Немного подумав, Григориева сказала:

— Ну вот что, Захар… Про «Захарку» ты забудь, это у них в Москве людей по-собачьи кличут, в землю носом тычут. У нас в Новгороде полным именем зовут… Вижу, что умом ты остр, памятью цепок, книжен, боек нравом… — И вдруг с любопытством спросила: — А моим голосом говорить можешь?

Захар приосанился, расправил плечи, сгустил воображаемые брови, выставил левую руку, как бы с посохом — и медленно, важно, едва шевеля губами, с истинно новгородской тягучестью:

— Да и ты, матушка, умом не худа, памятью не дырява, нравом не смирна…

В тяжелом взоре боярыни что-то мелькнуло — гнев или веселость, не разберешь.

— Дед у меня был такой же затейник. Мне, маленькой, всех представлял, будто живых, — сказала Григориева, и огонек потух. — Останешься при мне, Захар. Пригляжусь к тебе… Бороду только отрасти, у нас мужу без бороды срамно.

Повернулась к своему письменнику, всё это время смирно стоявшему сзади (Захар про него и забыл):

— Размести его, Лука.

И поплыла из горницы, будто гусыня по воде.

Захар мелко и быстро перекрестил живот.

Господи, удалось!

* * *

Выйдя из приемной залы (слово немецкое, прижилось недавно, в боярских домах теперь для важности так называли все большие горницы), Настасья сразу забыла про бойкого выгодцевского лазутчика.
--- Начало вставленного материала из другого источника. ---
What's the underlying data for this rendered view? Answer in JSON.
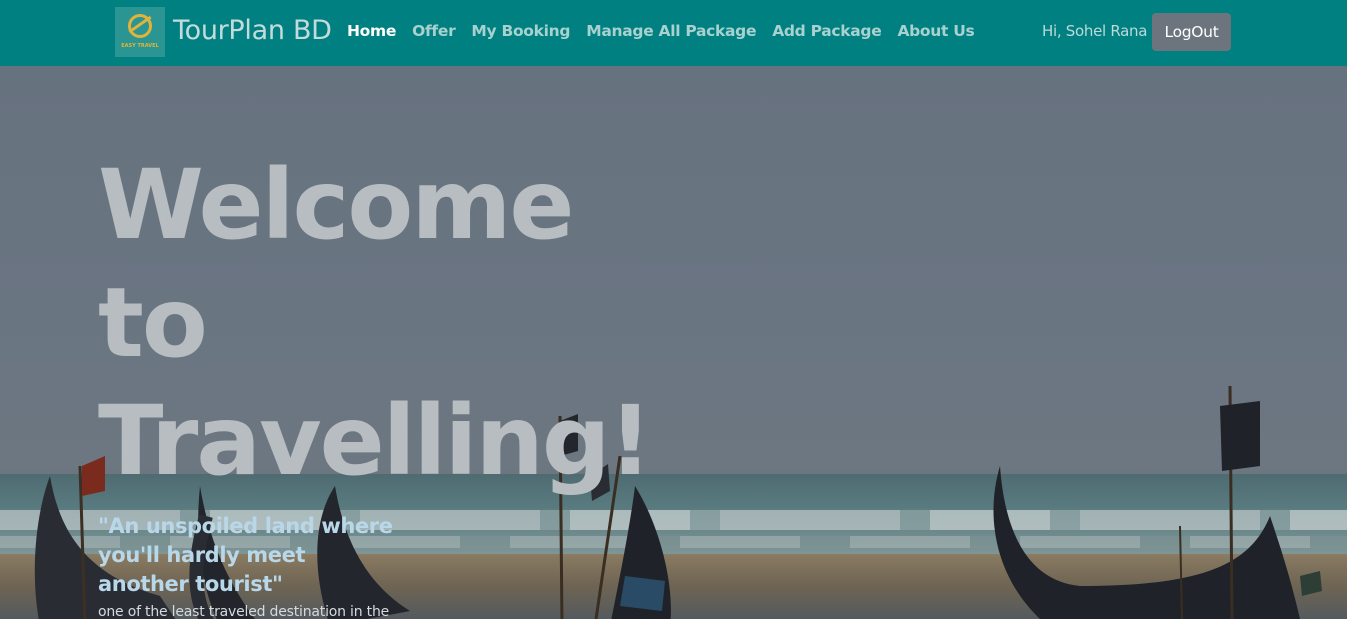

Думать теперь надо было о великом — о скором явлении московского волчищи. Порешил уже, значит, Иван Васильевич, что вдова Григориева ему поможет добыть Новгород. Будет гроза с бурею, и многие от того ненастья потопнут. Но для хорошего купца и буря — удача. Если чужие корабли сгинут, а твой выплывет и доставит товар куда следует, продать его можно много дороже. Соперники-то потопли, сбивать цену некому. Как говорится, идет гроза — разувай глаза.